I love that scene! Roy intervenes with Wonderboy, every wound and choice of his life brought at that moment. The field arrives in the bat connects with the ball and increases the lights.
The glass explodes in a storm of sparks that rain on the field while Newman’s theme rises like a wave of tide. Every time I look at it I feel like a bike in the chest that starts like a breath and turns into awe.
This scene is the story that pays every little decision. The lights not only explode, it does so, it does so. For a few seconds the world lights up and believe that a second possibility can illuminate the sky.
So when the credits rolled, sit down a minute with the quiet. Ask yourself how your Wonderboy appears. Ask yourself if the person who believes in you has a place saved in the stands.
I love this film because it tells me that bankruptcy can delay you but must not define you. He tells me that Grace can arrive late and still be right. He tells me that heroes are not perfect. They are simply people who stop running. As a child, that idea fired on my imagination. As an adult, it helps me to go on.
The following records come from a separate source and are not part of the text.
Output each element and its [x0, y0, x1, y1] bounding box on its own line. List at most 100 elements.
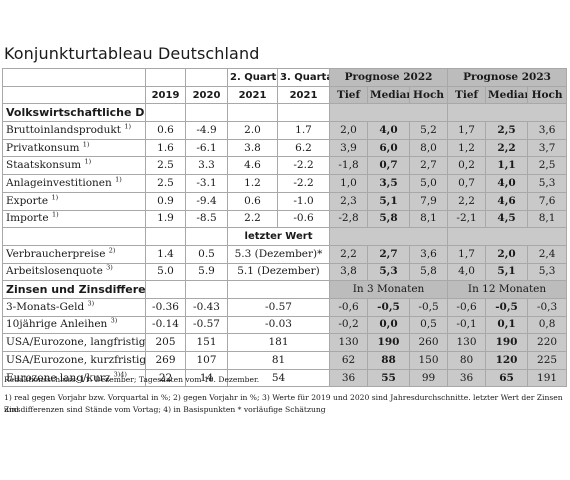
- prognose-cell: 8,0: [408, 138, 449, 158]
- row-label: Arbeitslosenquote 3): [2, 262, 146, 282]
- value-cell: 4.6: [227, 156, 278, 176]
- prognose-cell: 62: [329, 351, 368, 370]
- cell: [328, 227, 449, 246]
- prognose-cell: 1,2: [447, 138, 487, 158]
- row-label: Verbraucherpreise 2): [2, 244, 146, 264]
- last-value-cell: -0.03: [227, 315, 330, 335]
- value-cell: 6.2: [277, 138, 330, 158]
- konjunktur-table: 2. Quartal3. QuartalPrognose 2022Prognos…: [2, 68, 568, 388]
- prognose-cell: 7,9: [408, 191, 449, 211]
- value-cell: -3.1: [185, 174, 228, 193]
- quarter-year-header: 2021: [227, 85, 278, 105]
- prognose-cell: 2,3: [329, 191, 368, 211]
- row-label-text: 10jährige Anleihen: [6, 318, 108, 331]
- prognose-2023-header: Prognose 2023: [447, 68, 568, 87]
- prognose-cell: 190: [485, 333, 529, 352]
- value-cell: -0.6: [277, 209, 330, 229]
- letzter-wert-header: letzter Wert: [227, 227, 330, 246]
- prognose-cell: 150: [408, 351, 449, 370]
- row-label-text: Staatskonsum: [6, 159, 82, 172]
- prognose-cell: 2,7: [367, 244, 410, 264]
- row-label-text: USA/Eurozone, langfristig: [6, 336, 146, 349]
- value-cell: 0.6: [227, 191, 278, 211]
- prognose-cell: 3,9: [329, 138, 368, 158]
- sub-header: Median: [367, 85, 410, 105]
- value-cell: 5.0: [145, 262, 186, 282]
- prognose-cell: -2,8: [329, 209, 368, 229]
- horizon-header: In 12 Monaten: [447, 280, 568, 299]
- footnote-ref: 3): [110, 316, 118, 325]
- corner-cell: [2, 85, 146, 105]
- table-row: USA/Eurozone, kurzfristig 3)4)2691078162…: [2, 351, 568, 370]
- prognose-cell: 55: [367, 368, 410, 388]
- prognose-cell: 1,0: [329, 174, 368, 193]
- cell: [277, 103, 330, 123]
- prognose-cell: -1,8: [329, 156, 368, 176]
- prognose-cell: -0,3: [527, 297, 568, 317]
- quarter-year-header: 2021: [277, 85, 330, 105]
- table-row: Bruttoinlandsprodukt 1) 0.6 -4.9 2.0 1.7 2,0 4…: [2, 121, 568, 140]
- prognose-cell: 4,0: [485, 174, 529, 193]
- value-cell: 2.2: [227, 209, 278, 229]
- value-cell: 107: [185, 351, 228, 370]
- prognose-cell: -0,6: [329, 297, 368, 317]
- value-cell: 151: [185, 333, 228, 352]
- cell: [447, 103, 568, 123]
- table-row: Arbeitslosenquote 3) 5.0 5.9 5.1 (Dezember)…: [2, 262, 568, 282]
- table-row: Anlageinvestitionen 1) 2.5 -3.1 1.2 -2.2 1,0 3…: [2, 174, 568, 193]
- value-cell: 3.8: [227, 138, 278, 158]
- prognose-cell: 0,7: [367, 156, 410, 176]
- letzter-wert-row: letzter Wert: [2, 227, 568, 246]
- prognose-cell: 5,3: [527, 174, 568, 193]
- last-value-cell: -0.57: [227, 297, 330, 317]
- prognose-cell: 5,1: [367, 191, 410, 211]
- prognose-cell: 3,6: [408, 244, 449, 264]
- value-cell: 2.5: [145, 156, 186, 176]
- page-title: Konjunkturtableau Deutschland: [4, 44, 260, 63]
- footnote-ref: 3): [87, 299, 95, 308]
- row-label-text: Privatkonsum: [6, 141, 80, 154]
- cell: [185, 280, 228, 299]
- prognose-cell: 225: [527, 351, 568, 370]
- value-cell: 0.9: [145, 191, 186, 211]
- row-label: Staatskonsum 1): [2, 156, 146, 176]
- row-label-text: Exporte: [6, 194, 49, 207]
- row-label: USA/Eurozone, langfristig 3)4): [2, 333, 146, 352]
- prognose-cell: 65: [485, 368, 529, 388]
- prognose-cell: 2,2: [447, 191, 487, 211]
- value-cell: 1.9: [145, 209, 186, 229]
- prognose-cell: 5,8: [367, 209, 410, 229]
- sub-header: Median: [485, 85, 529, 105]
- row-label-text: Bruttoinlandsprodukt: [6, 123, 121, 136]
- value-cell: 205: [145, 333, 186, 352]
- cell: [227, 103, 278, 123]
- value-cell: -4.9: [185, 121, 228, 140]
- prognose-cell: 8,1: [408, 209, 449, 229]
- prognose-cell: 99: [408, 368, 449, 388]
- prognose-cell: 80: [447, 351, 487, 370]
- row-label-text: Importe: [6, 212, 49, 225]
- prognose-cell: 5,3: [527, 262, 568, 282]
- row-label: Bruttoinlandsprodukt 1): [2, 121, 146, 140]
- cell: [145, 103, 186, 123]
- table-row: Importe 1) 1.9 -8.5 2.2 -0.6 -2,8 5,8 8,1 -2,1 4,…: [2, 209, 568, 229]
- value-cell: 1.7: [277, 121, 330, 140]
- footnote-line-2: Zinsdifferenzen sind Stände vom Vortag; …: [4, 405, 326, 414]
- prognose-cell: 6,0: [367, 138, 410, 158]
- value-cell: 5.9: [185, 262, 228, 282]
- prognose-2022-header: Prognose 2022: [328, 68, 449, 87]
- prognose-cell: -0,1: [447, 315, 487, 335]
- prognose-cell: 2,5: [527, 156, 568, 176]
- cell: [2, 227, 146, 246]
- value-cell: -9.4: [185, 191, 228, 211]
- section-title: Zinsen und Zinsdifferenzen: [2, 280, 146, 299]
- value-cell: -0.43: [185, 297, 228, 317]
- last-value-cell: 54: [227, 368, 330, 388]
- prognose-cell: 220: [527, 333, 568, 352]
- last-value-cell: 81: [227, 351, 330, 370]
- header-row-2: 2019202020212021TiefMedianHochTiefMedian…: [2, 85, 568, 105]
- value-cell: -2.2: [277, 156, 330, 176]
- value-cell: 2.5: [145, 174, 186, 193]
- cell: [227, 280, 330, 299]
- table-row: 3-Monats-Geld 3) -0.36 -0.43 -0.57 -0,6 -0,5-…: [2, 297, 568, 317]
So here’s my little greeting. In Redford, whose eyes said more than most scripts. To the teammates and the sheets that made Roy Hobbs heard. To a film that lights up with the warmth of the summer and the pain in memory.
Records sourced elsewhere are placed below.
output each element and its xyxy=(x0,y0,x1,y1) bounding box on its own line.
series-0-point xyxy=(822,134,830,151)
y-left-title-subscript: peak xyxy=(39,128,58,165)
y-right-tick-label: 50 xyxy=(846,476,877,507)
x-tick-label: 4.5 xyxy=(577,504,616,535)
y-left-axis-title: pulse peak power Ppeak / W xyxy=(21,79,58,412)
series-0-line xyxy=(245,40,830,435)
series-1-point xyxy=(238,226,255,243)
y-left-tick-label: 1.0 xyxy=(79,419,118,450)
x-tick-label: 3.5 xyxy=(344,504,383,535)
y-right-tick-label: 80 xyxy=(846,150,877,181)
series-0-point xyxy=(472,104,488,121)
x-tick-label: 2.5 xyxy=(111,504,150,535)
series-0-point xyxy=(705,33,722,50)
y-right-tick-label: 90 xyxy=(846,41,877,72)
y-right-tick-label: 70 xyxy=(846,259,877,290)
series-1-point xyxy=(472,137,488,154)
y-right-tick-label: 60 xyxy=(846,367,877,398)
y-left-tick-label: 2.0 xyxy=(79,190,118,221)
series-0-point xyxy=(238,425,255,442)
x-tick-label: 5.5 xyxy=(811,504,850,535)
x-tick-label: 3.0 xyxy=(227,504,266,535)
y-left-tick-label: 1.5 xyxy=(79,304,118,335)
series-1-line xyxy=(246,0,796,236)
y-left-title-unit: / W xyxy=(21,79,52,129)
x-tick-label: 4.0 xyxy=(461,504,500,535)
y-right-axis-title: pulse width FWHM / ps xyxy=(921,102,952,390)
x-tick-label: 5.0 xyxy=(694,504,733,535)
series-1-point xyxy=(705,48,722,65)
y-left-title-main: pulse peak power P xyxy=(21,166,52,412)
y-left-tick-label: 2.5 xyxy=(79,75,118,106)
Natural The fences still oscillates, it is still connected and for me I still illuminate my imagination and my wonder.
By Joey Gour
Source: Geek Tyrant

Lloyd Grunewald is an author at “The Fashion Vibes”. He is a talented writer who focuses on bringing the latest entertainment-related news to his readers. With a deep understanding of the entertainment industry and a passion for writing, Lloyd delivers engaging articles that keep his readers informed and entertained.